Zebra is a search engine for structure data, such as XML, MARC and others.

API users should read the api.h for all the public definitions.

The remaining sections briefly describe each of Zebra major modules/components.

Base Utilities

The Zebra utilities (util.h) defines fundamental types and a few utilites for Zebra.

Resources

The resources system (res.h) is a manager of configuration resources. The resources can be viewed as a simple database. Resources can be read from a configurtion file, they can be read or written by an application. Resources can also be written, but that facility is not currently in use.

Bfiles

The Bfiles (bfile.h) provides a portable interface to the local file system. It also provides a facility for safe updates (shadow updates). All file system access is handle by this module (except for trival reads of configuration files).

Dictionary

The Zebra dictionary (dict.h) maps a search term (key) to a value. The value is a reference to the list of records identifers in which the term occurs. Zebra uses an ISAM data structure for the list of term occurrences. The Dictionary uses Bfiles.

ISAM

Zebra maintains an ISAM for each term where each ISAM is a list of record identifiers corresponding to the records in which the term occur. Unlike traditional ISAM systems, the Zebra ISAM is compressed. The ISAM system uses Bfiles.
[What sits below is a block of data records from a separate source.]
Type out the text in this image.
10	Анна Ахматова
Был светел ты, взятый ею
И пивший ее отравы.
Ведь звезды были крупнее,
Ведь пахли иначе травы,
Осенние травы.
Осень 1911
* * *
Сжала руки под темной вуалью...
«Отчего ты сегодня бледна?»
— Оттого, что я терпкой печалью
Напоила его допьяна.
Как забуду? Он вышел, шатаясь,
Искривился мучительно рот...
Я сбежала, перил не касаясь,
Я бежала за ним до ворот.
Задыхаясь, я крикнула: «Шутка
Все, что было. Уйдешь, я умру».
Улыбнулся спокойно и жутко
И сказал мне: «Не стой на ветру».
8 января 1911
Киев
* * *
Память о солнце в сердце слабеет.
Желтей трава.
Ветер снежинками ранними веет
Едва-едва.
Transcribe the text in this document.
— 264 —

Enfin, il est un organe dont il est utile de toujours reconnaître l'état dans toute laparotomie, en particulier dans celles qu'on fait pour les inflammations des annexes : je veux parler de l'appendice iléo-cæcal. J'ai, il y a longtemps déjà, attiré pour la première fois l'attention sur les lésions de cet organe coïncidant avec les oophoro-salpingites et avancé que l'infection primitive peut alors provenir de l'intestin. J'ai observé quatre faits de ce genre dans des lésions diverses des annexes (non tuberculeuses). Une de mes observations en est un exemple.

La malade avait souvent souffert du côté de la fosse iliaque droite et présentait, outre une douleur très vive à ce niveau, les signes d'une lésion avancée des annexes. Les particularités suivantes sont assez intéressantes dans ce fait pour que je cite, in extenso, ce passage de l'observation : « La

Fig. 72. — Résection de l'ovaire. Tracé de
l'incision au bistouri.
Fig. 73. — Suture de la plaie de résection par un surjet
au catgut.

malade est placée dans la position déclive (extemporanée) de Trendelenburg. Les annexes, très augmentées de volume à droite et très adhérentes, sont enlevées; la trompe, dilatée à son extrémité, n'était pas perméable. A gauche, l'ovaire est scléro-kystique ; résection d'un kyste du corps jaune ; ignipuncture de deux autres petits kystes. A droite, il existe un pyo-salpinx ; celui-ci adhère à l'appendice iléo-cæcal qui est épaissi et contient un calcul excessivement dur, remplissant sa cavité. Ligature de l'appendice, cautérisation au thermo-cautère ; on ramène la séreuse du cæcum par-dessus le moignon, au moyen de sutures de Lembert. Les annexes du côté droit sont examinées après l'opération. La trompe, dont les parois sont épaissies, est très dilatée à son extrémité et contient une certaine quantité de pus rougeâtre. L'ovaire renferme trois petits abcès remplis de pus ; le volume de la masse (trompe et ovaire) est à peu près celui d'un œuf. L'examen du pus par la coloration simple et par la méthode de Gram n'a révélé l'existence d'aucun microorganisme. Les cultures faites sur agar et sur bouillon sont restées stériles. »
Zebra has more than one ISAM system. The old and stable ISAM system is named isamc (see isamc.h). Another version isams is a write-once isam system that is quite compact - suitable for CD-ROMs (isams.h). The newest ISAM system, isamb, is implemented as a B-Tree (see isamb.h).

Data-1

The data1 (data1.h) module deals with structured documents. The module can can read, modify and write documents. The document structure was originally based on GRS-1 - a Z39.50 v3 structure that predates DOM. These days the data1 structure may describe XML/SGML as well. The data1, like DOM, is a tree structure. Each node in the tree can be of type element, text (cdata), preprocessing instruction, comment. Element nodes can point to attribute nodes.

Record Control

The record control module (recctrl.h) is responsible for managing the various record types ("classes" or filters).

Result-Set

The Result-Set module (rset.h) defines an interface that all Zebra Search Results must implement. Each operation (AND, OR, ..) correspond to an implementation of that interface.

DFA

DFA (dfa.h) Deterministic Finite Automa is a regular expression engine. The module compiles a regular expression to a DFA. The DFA can then be used in various application to perform fast match against the origianl expression. The Dict uses DFA to perform lookup using regular expressions.